The AI generated the code; I did not. My contribution had moved elsewhere. I decided what to build, what to remove, which risks to accept, and when the product was ready to reach users.
When the recognition strategy made the app worse, the model did not decide to remove it. When an App Store submission was rejected, the AI did not own the delay. When I approved a build, users received something I had chosen to publish.
I did not construct the implementation myself; I decided which implementation was acceptable. I could delegate the coding, but not what happened after I shipped it. That was when I realized that management had not disappeared. It was the work left after the coding was gone.
What I learned beyond vibe coding
I began this experiment because I wanted to know whether one person could release a real product without writing the production code.
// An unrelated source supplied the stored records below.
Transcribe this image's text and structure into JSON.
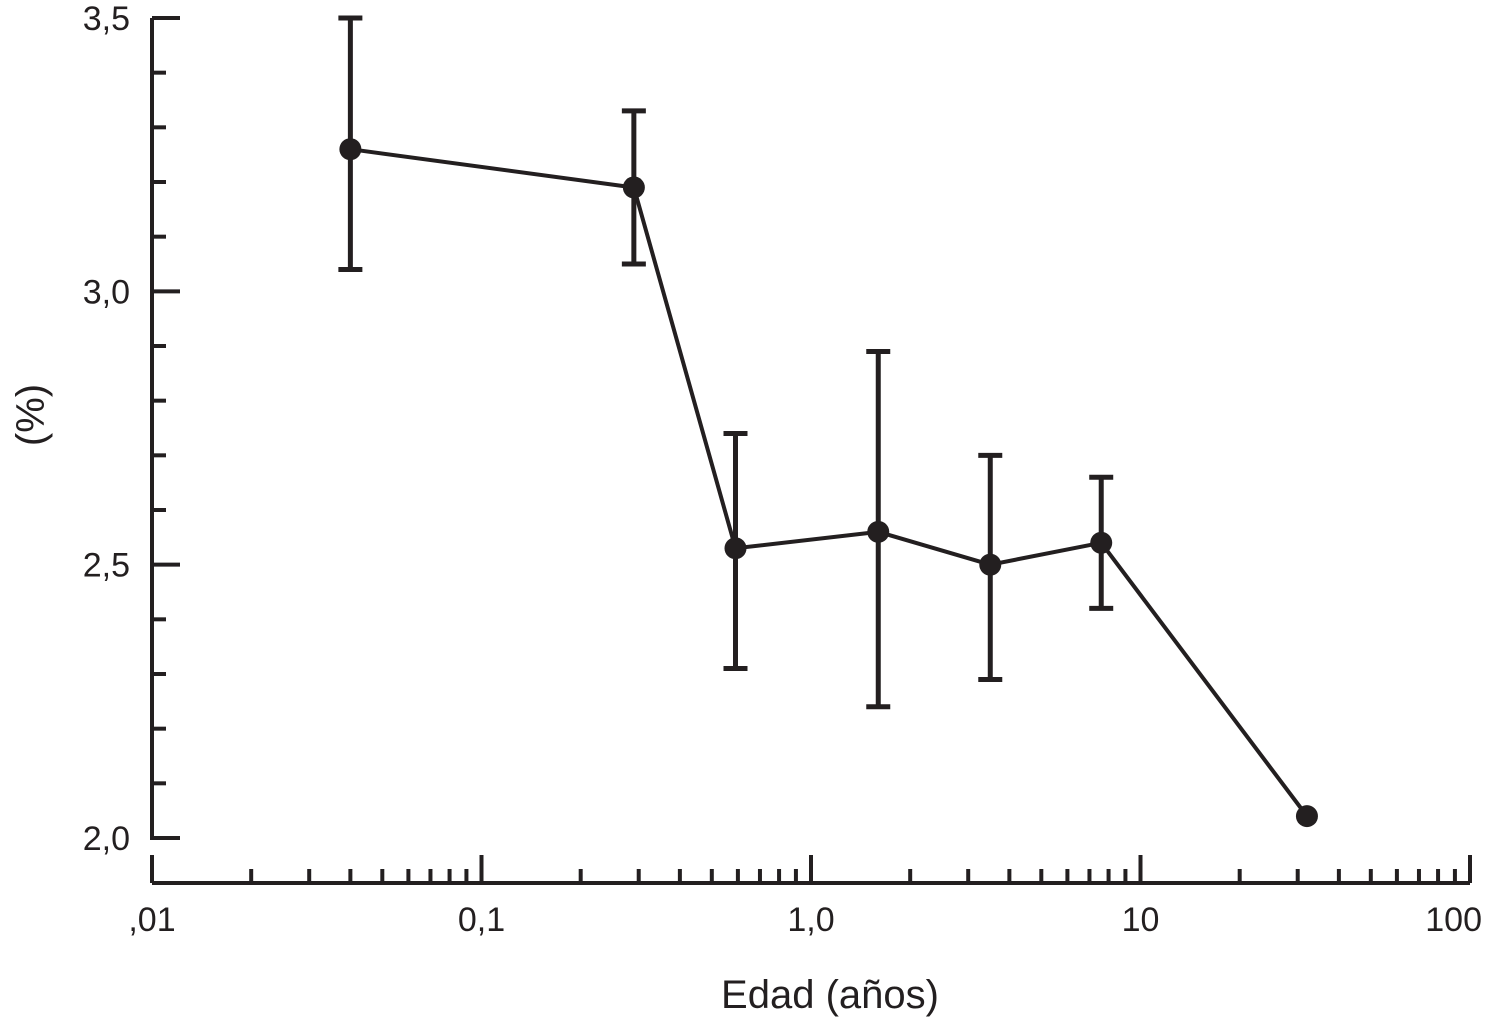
{
  "chart_data": {
    "type": "line",
    "title": "",
    "xlabel": "Edad (años)",
    "ylabel": "(%)",
    "x_scale": "log",
    "xlim": [
      0.01,
      100
    ],
    "ylim": [
      2.0,
      3.5
    ],
    "x_ticks": [
      0.01,
      0.1,
      1,
      10,
      100
    ],
    "x_tick_labels": [
      ",01",
      "0,1",
      "1,0",
      "10",
      "100"
    ],
    "y_ticks": [
      2.0,
      2.5,
      3.0,
      3.5
    ],
    "y_tick_labels": [
      "2,0",
      "2,5",
      "3,0",
      "3,5"
    ],
    "grid": false,
    "legend": "none",
    "color": "#231f20",
    "series": [
      {
        "points": [
          {
            "x": 0.04,
            "y": 3.26,
            "err_low": 3.04,
            "err_high": 3.5
          },
          {
            "x": 0.29,
            "y": 3.19,
            "err_low": 3.05,
            "err_high": 3.33
          },
          {
            "x": 0.59,
            "y": 2.53,
            "err_low": 2.31,
            "err_high": 2.74
          },
          {
            "x": 1.6,
            "y": 2.56,
            "err_low": 2.24,
            "err_high": 2.89
          },
          {
            "x": 3.5,
            "y": 2.5,
            "err_low": 2.29,
            "err_high": 2.7
          },
          {
            "x": 7.6,
            "y": 2.54,
            "err_low": 2.42,
            "err_high": 2.66
          },
          {
            "x": 32,
            "y": 2.04
          }
        ]
      }
    ]
  }
}
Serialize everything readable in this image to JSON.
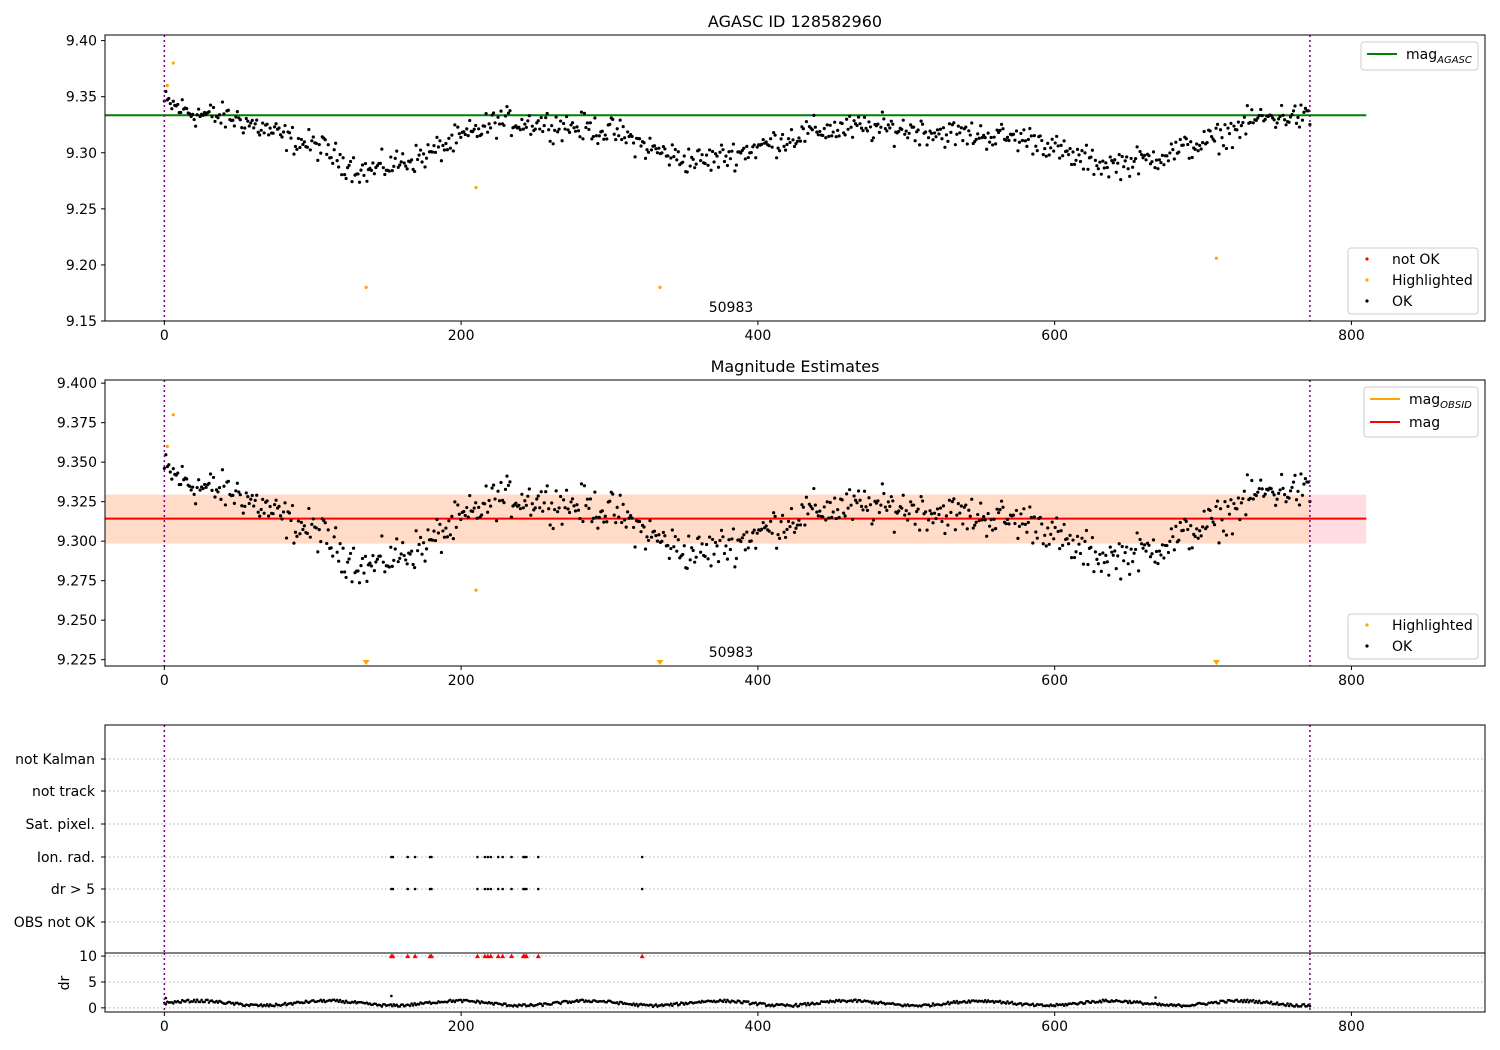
{
  "chart_data": [
    {
      "panel": "top",
      "type": "scatter",
      "title": "AGASC ID 128582960",
      "annotation": "50983",
      "xlim": [
        -40,
        890
      ],
      "ylim": [
        9.15,
        9.405
      ],
      "xticks": [
        0,
        200,
        400,
        600,
        800
      ],
      "xtick_labels": [
        "0",
        "200",
        "400",
        "600",
        "800"
      ],
      "yticks": [
        9.15,
        9.2,
        9.25,
        9.3,
        9.35,
        9.4
      ],
      "ytick_labels": [
        "9.15",
        "9.20",
        "9.25",
        "9.30",
        "9.35",
        "9.40"
      ],
      "vlines": [
        0,
        772
      ],
      "hline": {
        "y": 9.3335,
        "x_range": [
          -40,
          810
        ],
        "color": "#008000"
      },
      "legend_lines": [
        {
          "label": "mag",
          "sub": "AGASC",
          "color": "#008000"
        }
      ],
      "legend_points": [
        {
          "label": "not OK",
          "color": "#ff0000"
        },
        {
          "label": "Highlighted",
          "color": "#ffa500"
        },
        {
          "label": "OK",
          "color": "#000000"
        }
      ],
      "highlighted_points": [
        [
          2,
          9.36
        ],
        [
          6,
          9.38
        ],
        [
          136,
          9.18
        ],
        [
          210,
          9.269
        ],
        [
          334,
          9.18
        ],
        [
          709,
          9.206
        ]
      ],
      "ok_trend": [
        [
          0,
          9.345
        ],
        [
          20,
          9.335
        ],
        [
          50,
          9.33
        ],
        [
          85,
          9.312
        ],
        [
          105,
          9.305
        ],
        [
          120,
          9.292
        ],
        [
          135,
          9.283
        ],
        [
          160,
          9.292
        ],
        [
          175,
          9.297
        ],
        [
          195,
          9.31
        ],
        [
          225,
          9.328
        ],
        [
          255,
          9.326
        ],
        [
          285,
          9.322
        ],
        [
          305,
          9.318
        ],
        [
          325,
          9.305
        ],
        [
          350,
          9.294
        ],
        [
          365,
          9.293
        ],
        [
          390,
          9.301
        ],
        [
          415,
          9.311
        ],
        [
          440,
          9.32
        ],
        [
          470,
          9.322
        ],
        [
          500,
          9.321
        ],
        [
          530,
          9.317
        ],
        [
          560,
          9.315
        ],
        [
          590,
          9.311
        ],
        [
          610,
          9.297
        ],
        [
          635,
          9.289
        ],
        [
          660,
          9.293
        ],
        [
          685,
          9.303
        ],
        [
          710,
          9.313
        ],
        [
          735,
          9.33
        ],
        [
          760,
          9.333
        ],
        [
          772,
          9.33
        ]
      ],
      "ok_count": 770,
      "ok_x_range": [
        0,
        772
      ]
    },
    {
      "panel": "middle",
      "type": "scatter",
      "title": "Magnitude Estimates",
      "annotation": "50983",
      "xlim": [
        -40,
        890
      ],
      "ylim": [
        9.221,
        9.402
      ],
      "xticks": [
        0,
        200,
        400,
        600,
        800
      ],
      "xtick_labels": [
        "0",
        "200",
        "400",
        "600",
        "800"
      ],
      "yticks": [
        9.225,
        9.25,
        9.275,
        9.3,
        9.325,
        9.35,
        9.375,
        9.4
      ],
      "ytick_labels": [
        "9.225",
        "9.250",
        "9.275",
        "9.300",
        "9.325",
        "9.350",
        "9.375",
        "9.400"
      ],
      "vlines": [
        0,
        772
      ],
      "hline": {
        "y": 9.3143,
        "x_range": [
          -40,
          810
        ],
        "color": "#ff0000"
      },
      "band_outer": {
        "y": [
          9.2985,
          9.3295
        ],
        "color": "#ffdde3"
      },
      "band_inner": {
        "y": [
          9.2985,
          9.3295
        ],
        "x_range": [
          -40,
          772
        ],
        "color": "#ffdbc8"
      },
      "legend_lines": [
        {
          "label": "mag",
          "sub": "OBSID",
          "color": "#ffa500"
        },
        {
          "label": "mag",
          "sub": "",
          "color": "#ff0000"
        }
      ],
      "legend_points": [
        {
          "label": "Highlighted",
          "color": "#ffa500"
        },
        {
          "label": "OK",
          "color": "#000000"
        }
      ],
      "highlighted_points": [
        [
          2,
          9.36
        ],
        [
          6,
          9.38
        ],
        [
          210,
          9.269
        ]
      ],
      "offscale_markers": [
        136,
        334,
        709
      ],
      "ok_count": 770,
      "ok_x_range": [
        0,
        772
      ]
    },
    {
      "panel": "flags",
      "type": "scatter",
      "xlim": [
        -40,
        890
      ],
      "vlines": [
        0,
        772
      ],
      "categories": [
        "not Kalman",
        "not track",
        "Sat. pixel.",
        "Ion. rad.",
        "dr > 5",
        "OBS not OK"
      ],
      "flag_x": {
        "Ion. rad.": [
          153,
          154,
          164,
          169,
          179,
          180,
          211,
          216,
          218,
          220,
          225,
          228,
          234,
          242,
          243,
          244,
          252,
          322
        ],
        "dr > 5": [
          153,
          154,
          164,
          169,
          179,
          180,
          211,
          216,
          218,
          220,
          225,
          228,
          234,
          242,
          243,
          244,
          252,
          322
        ]
      }
    },
    {
      "panel": "dr",
      "type": "scatter",
      "ylabel": "dr",
      "xlim": [
        -40,
        890
      ],
      "ylim": [
        -0.8,
        10.6
      ],
      "xticks": [
        0,
        200,
        400,
        600,
        800
      ],
      "xtick_labels": [
        "0",
        "200",
        "400",
        "600",
        "800"
      ],
      "yticks": [
        0,
        5,
        10
      ],
      "ytick_labels": [
        "0",
        "5",
        "10"
      ],
      "vlines": [
        0,
        772
      ],
      "clipped_x": [
        153,
        154,
        164,
        169,
        179,
        180,
        211,
        216,
        218,
        220,
        225,
        228,
        234,
        242,
        243,
        244,
        252,
        322
      ],
      "outliers": [
        [
          153,
          2.3
        ],
        [
          668,
          2.0
        ],
        [
          1,
          1.9
        ]
      ],
      "dr_typical": [
        0.2,
        1.6
      ]
    }
  ]
}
The answer was yes. The more interesting answer was what happened next.
The coding became faster, but deciding what deserved to be built did not. AI could produce more options, implementations, and changes than I could review. It could expose knowledge from many different domains, but only when I asked it to look in the right direction.
As the project became more complex, the central problem was no longer how to generate code. It was how to divide the system, responsibilities, and context so that both the AI and I could still think clearly.
I still do not know where this leads. AI may eventually help design these boundaries, or increasing complexity may make human judgment even more important. For now, I am still building, testing, and changing my mind.
I’m continuing to build real products with multiple AIs and write about what actually happens: the strange successes, the mistakes, the redesigns, and the parts I still do not understand.